Approximately 3,200 eligible Minocqua area voters will be getting a fact sheet from the town in the next few days. 
Contained in the fact sheet is information regarding a Premier Resort Area Tax, or PRAT.
The PRAT was first considered several months ago by members of the town’s broadband and business development committee as a revenue source. 
Once the committee gathered enough information, it received approval from the town board to proceed with plans to present to the public details of a proposed PRAT. 
The fact sheet is one of the ways identified to get that done.  
With a PRAT in place for Minocqua, and in this case expected to generate at least $600,000 annually if not more, costs for construction/repair needs for the town’s 160 miles of roads wouldn’t be levied entirely on property taxpayers. 
Instead, if ultimately approved during a binding referendum Nov. 6, the PRAT would be geared particularly toward tourists who visit the Minocqua area during the summer months and who do things like rent boats and all-terrain vehicles and become a primary revenue source for the town’s road budget each year.
“The PRAT rate would be one half cent on the dollar and would generate revenue from a broad cross section of people using town facilities, not just property owners,” the fact sheet reads. “PRAT helps spread infrastructure costs among all users.”
That half cent tax would be collected by tourist-related businesses. 
Examples of sales not subject to the PRAT would be that of groceries, cars and boats. 
Phil Albert, a member of the committee, said during the course of studying the issue, its worked “all along” extensively with economists at the Wisconsin Department of Revenue.
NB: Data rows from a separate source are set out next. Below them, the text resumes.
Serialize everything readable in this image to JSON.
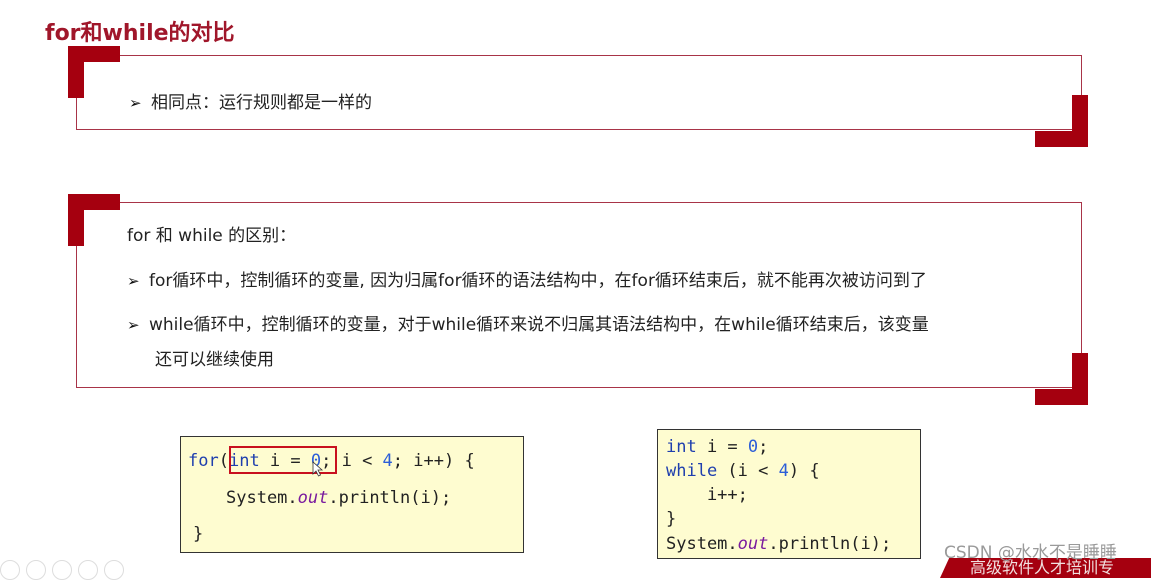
{
  "slide": {
    "title": "for和while的对比",
    "box1": {
      "bullet_icon": "arrow-bullet-icon",
      "text": "相同点：运行规则都是一样的"
    },
    "box2": {
      "heading": "for 和 while 的区别：",
      "bullets": [
        {
          "icon": "arrow-bullet-icon",
          "text": "for循环中，控制循环的变量, 因为归属for循环的语法结构中，在for循环结束后，就不能再次被访问到了"
        },
        {
          "icon": "arrow-bullet-icon",
          "text": "while循环中，控制循环的变量，对于while循环来说不归属其语法结构中，在while循环结束后，该变量",
          "continuation": "还可以继续使用"
        }
      ]
    },
    "code_for": {
      "lines": [
        "for(int i = 0; i < 4; i++) {",
        "    System.out.println(i);",
        "}"
      ],
      "highlight": "int i = 0"
    },
    "code_while": {
      "lines": [
        "int i = 0;",
        "while (i < 4) {",
        "    i++;",
        "}",
        "System.out.println(i);"
      ]
    },
    "watermark": "CSDN @水水不是睡睡",
    "banner_text": "高级软件人才培训专"
  },
  "colors": {
    "title": "#a0162a",
    "accent": "#a5000f",
    "box_border": "#a83448",
    "code_bg": "#fefcd0",
    "keyword": "#1f3fae",
    "field": "#7a1b9e"
  }
}
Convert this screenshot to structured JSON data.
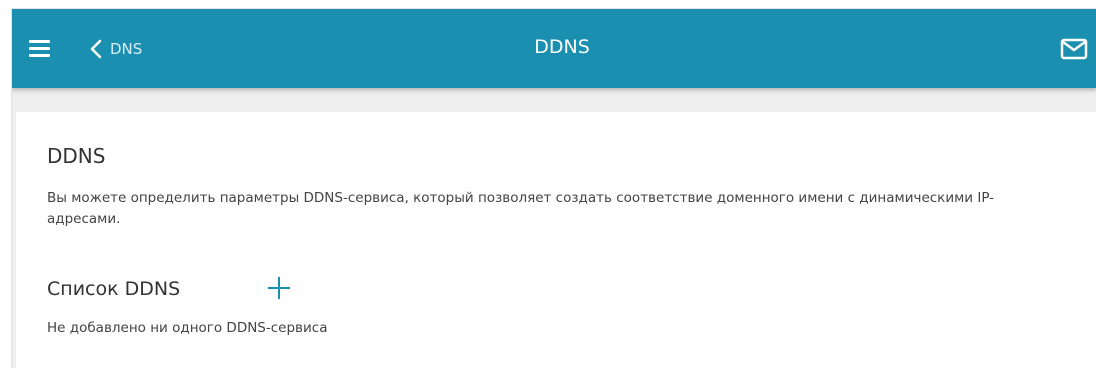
{
  "header": {
    "back_label": "DNS",
    "title": "DDNS"
  },
  "content": {
    "heading": "DDNS",
    "description": "Вы можете определить параметры DDNS-сервиса, который позволяет создать соответствие доменного имени с динамическими IP-адресами.",
    "list_title": "Список DDNS",
    "empty_message": "Не добавлено ни одного DDNS-сервиса"
  },
  "icons": {
    "menu": "hamburger-menu-icon",
    "back": "chevron-left-icon",
    "mail": "envelope-icon",
    "add": "plus-icon"
  },
  "colors": {
    "accent": "#1b8fb0",
    "header_text": "#ffffff",
    "body_text": "#444444",
    "page_background": "#eeeeee"
  }
}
“They’re specialists in terms of projection,” he said. 
One of those economists, Rebecca Haines, will be present to answer questions at two informational meetings scheduled later in September in preparation for the November referendum.
“She’ll do an overview of PRAT — who does it, how it’s done, what the legalities of it are,” Albert said. “There’s plenty of statutory law that authorizes this and the process for it.”
The PRAT needs to be approved by a 2/3 majority of eligible Minocqua voters. 
If they approve it, then it goes to the Wisconsin legislature for approval.
“That’s because we don’t meet the 40 percent equalized value threshold like Lake Delton and Devil’s Lake and all those places,” Albert said. 
The first informational meeting is 6 p.m. on Wednesday, Sep. 26 and the second is 10 a.m. the following day, Sept. 27.
Both meetings will be conducted in the third floor board room of the Minocqua Center.